In recognition of the critical role that the national budget plays in the socio-economic development of women; and women with disabilities, the ICOD Zimbabwe conducted consultations on the key policy aspirations and asks to input into 2021 national budget with the view to add women’s voices within the budget. ICOD Zimbabwe extends gratitude to its membership (women and women with disabilities) who dedicated their time towards the consultative process and whose contributions have been considered in the development of the 2021 National Budget. The community adds significant value to the service delivery by the government through the national budget especially if they meaningfully participate in the budget consultative process and the entire budget cycle. ICOD Zimbabwe represents more than 3000 women and women with disabilities and is present in Masvingo and Midlands provinces of Zimbabwe. This 2021 National Budget review was necessitated by the inputs that ICOD Zimbabwe and its membership contributed in the consultation processes to determine the extent to which various asks have been explored by the treasury or not.

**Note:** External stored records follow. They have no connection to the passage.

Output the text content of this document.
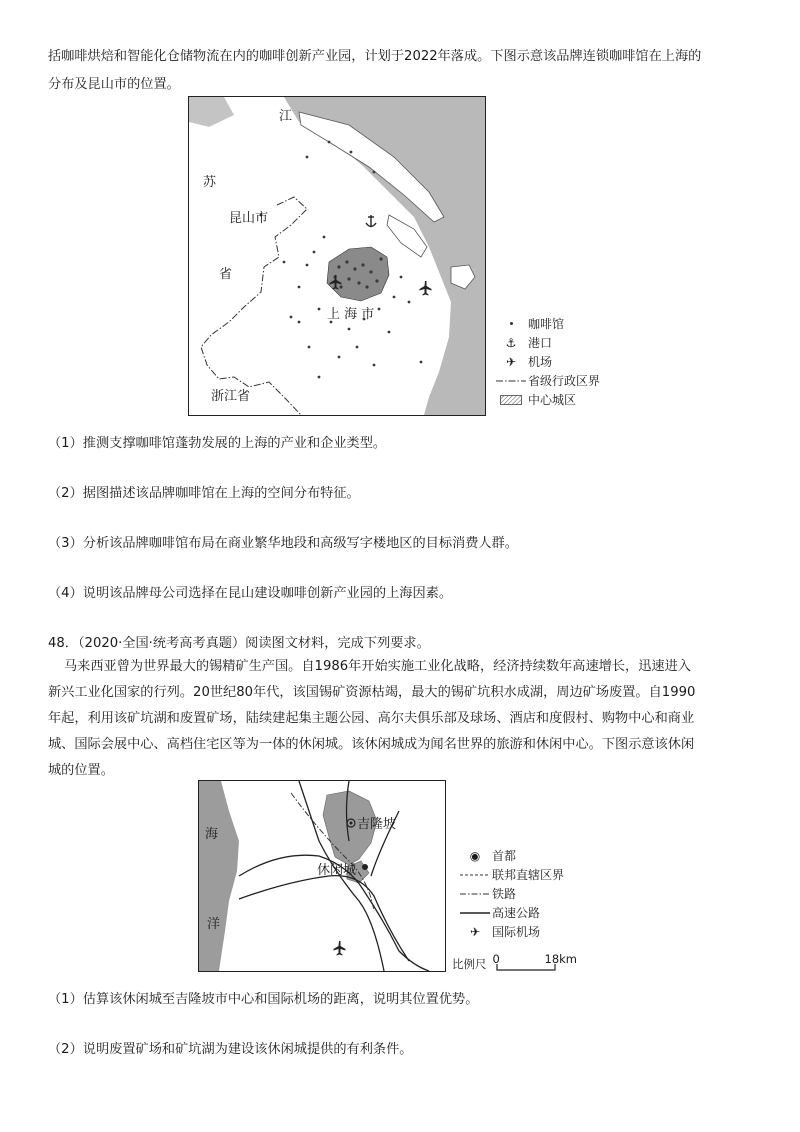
括咖啡烘焙和智能化仓储物流在内的咖啡创新产业园，计划于2022年落成。下图示意该品牌连锁咖啡馆在上海的
分布及昆山市的位置。
江
苏
昆山市
省
上 海 市
浙江省
咖啡馆
⚓ 港口
✈ 机场
省级行政区界
中心城区
（1）推测支撑咖啡馆蓬勃发展的上海的产业和企业类型。
（2）据图描述该品牌咖啡馆在上海的空间分布特征。
（3）分析该品牌咖啡馆布局在商业繁华地段和高级写字楼地区的目标消费人群。
（4）说明该品牌母公司选择在昆山建设咖啡创新产业园的上海因素。
48．（2020·全国·统考高考真题）阅读图文材料，完成下列要求。
马来西亚曾为世界最大的锡精矿生产国。自1986年开始实施工业化战略，经济持续数年高速增长，迅速进入
新兴工业化国家的行列。20世纪80年代，该国锡矿资源枯竭，最大的锡矿坑积水成湖，周边矿场废置。自1990
年起，利用该矿坑湖和废置矿场，陆续建起集主题公园、高尔夫俱乐部及球场、酒店和度假村、购物中心和商业
城、国际会展中心、高档住宅区等为一体的休闲城。该休闲城成为闻名世界的旅游和休闲中心。下图示意该休闲
城的位置。
海
洋
吉隆坡
休闲城
◉ 首都
联邦直辖区界
铁路
高速公路
✈ 国际机场
比例尺 0	18km
（1）估算该休闲城至吉隆坡市中心和国际机场的距离，说明其位置优势。
（2）说明废置矿场和矿坑湖为建设该休闲城提供的有利条件。
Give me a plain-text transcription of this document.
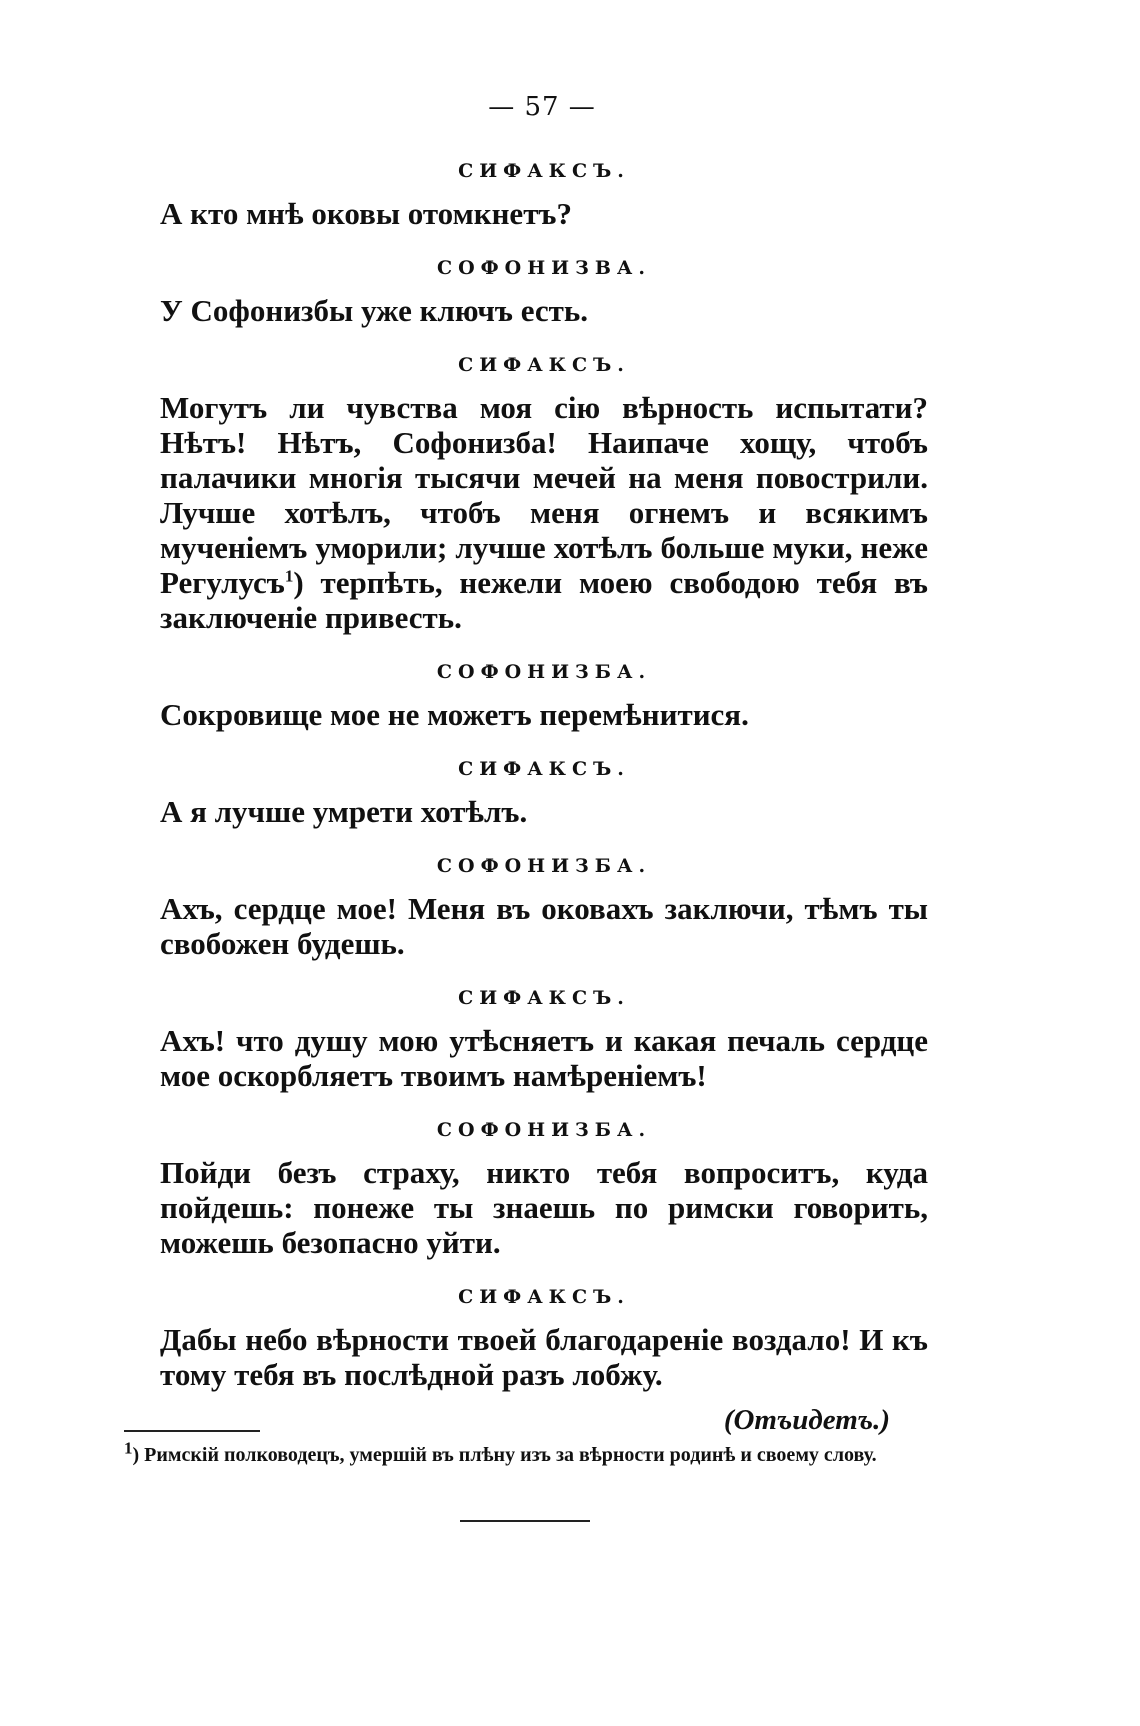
— 57 —
СИФАКСЪ.
А кто мнѣ оковы отомкнетъ?
СОФОНИЗВА.
У Софонизбы уже ключъ есть.
СИФАКСЪ.
Могутъ ли чувства моя сію вѣрность испытати? Нѣтъ! Нѣтъ, Софонизба! Наипаче хощу, чтобъ палачики многія тысячи мечей на меня повострили. Лучше хотѣлъ, чтобъ меня огнемъ и всякимъ мученіемъ уморили; лучше хотѣлъ больше муки, неже Регулусъ$^1$) терпѣть, нежели моею свободою тебя въ заключеніе привесть.
СОФОНИЗБА.
Сокровище мое не можетъ перемѣнитися.
СИФАКСЪ.
А я лучше умрети хотѣлъ.
СОФОНИЗБА.
Ахъ, сердце мое! Меня въ оковахъ заключи, тѣмъ ты свобожен будешь.
СИФАКСЪ.
Ахъ! что душу мою утѣсняетъ и какая печаль сердце мое оскорбляетъ твоимъ намѣреніемъ!
СОФОНИЗБА.
Пойди безъ страху, никто тебя вопроситъ, куда пойдешь: понеже ты знаешь по римски говорить, можешь безопасно уйти.
СИФАКСЪ.
Дабы небо вѣрности твоей благодареніе воздало! И къ тому тебя въ послѣдной разъ лобжу.
(Отъидетъ.)
$^1$) Римскій полководецъ, умершій въ плѣну изъ за вѣрности родинѣ и своему слову.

The participation of women and women with disabilities in the 2021 National Budget was informed by findings from the analysis conducted by ICOD Zimbabwe in August 2020 which revealed limited participation of women and girls with disabilities in the budgetary processes of Zimbabwe. Thus, the agenda was to influence the 2021 national budget, which is a key instrument to ensure the progressive realization of the social, environmental, economic and political rights of women with disabilities in line with the Sustainable Development Goals Leave No One Behind Agenda.

ICOD Zimbabwe has conducted pre-budget sensitization and consultations meetings in Chivi and Chiredzi aimed at equipping women and girls with disabilities with key budgetary information and knowledge ahead of the consultations held in these areas by the committee. In a bid to expand findings from pre-budget sensitization and consultations, ICOD Zimbabwe convened another meeting with Disabled Persons Organizations across the country and developed the Disability Ten Point Plan which was presented to the Parliamentary Portfolio Committee on Budgets.

This review seeks to unpack the 2021 national budget and its implications for women and women with disabilities as well as an evaluation of the extent to which the key asks dovetailed in the Disability Priority Paper have been incorporated and considered.  Apart from a mere look of budget figures in line with the contextual analysis of the prevailing macroeconomic environment, this post-budget review gave an evaluation of progress made to-date in the commitment by government to address the social and economic needs of citizens.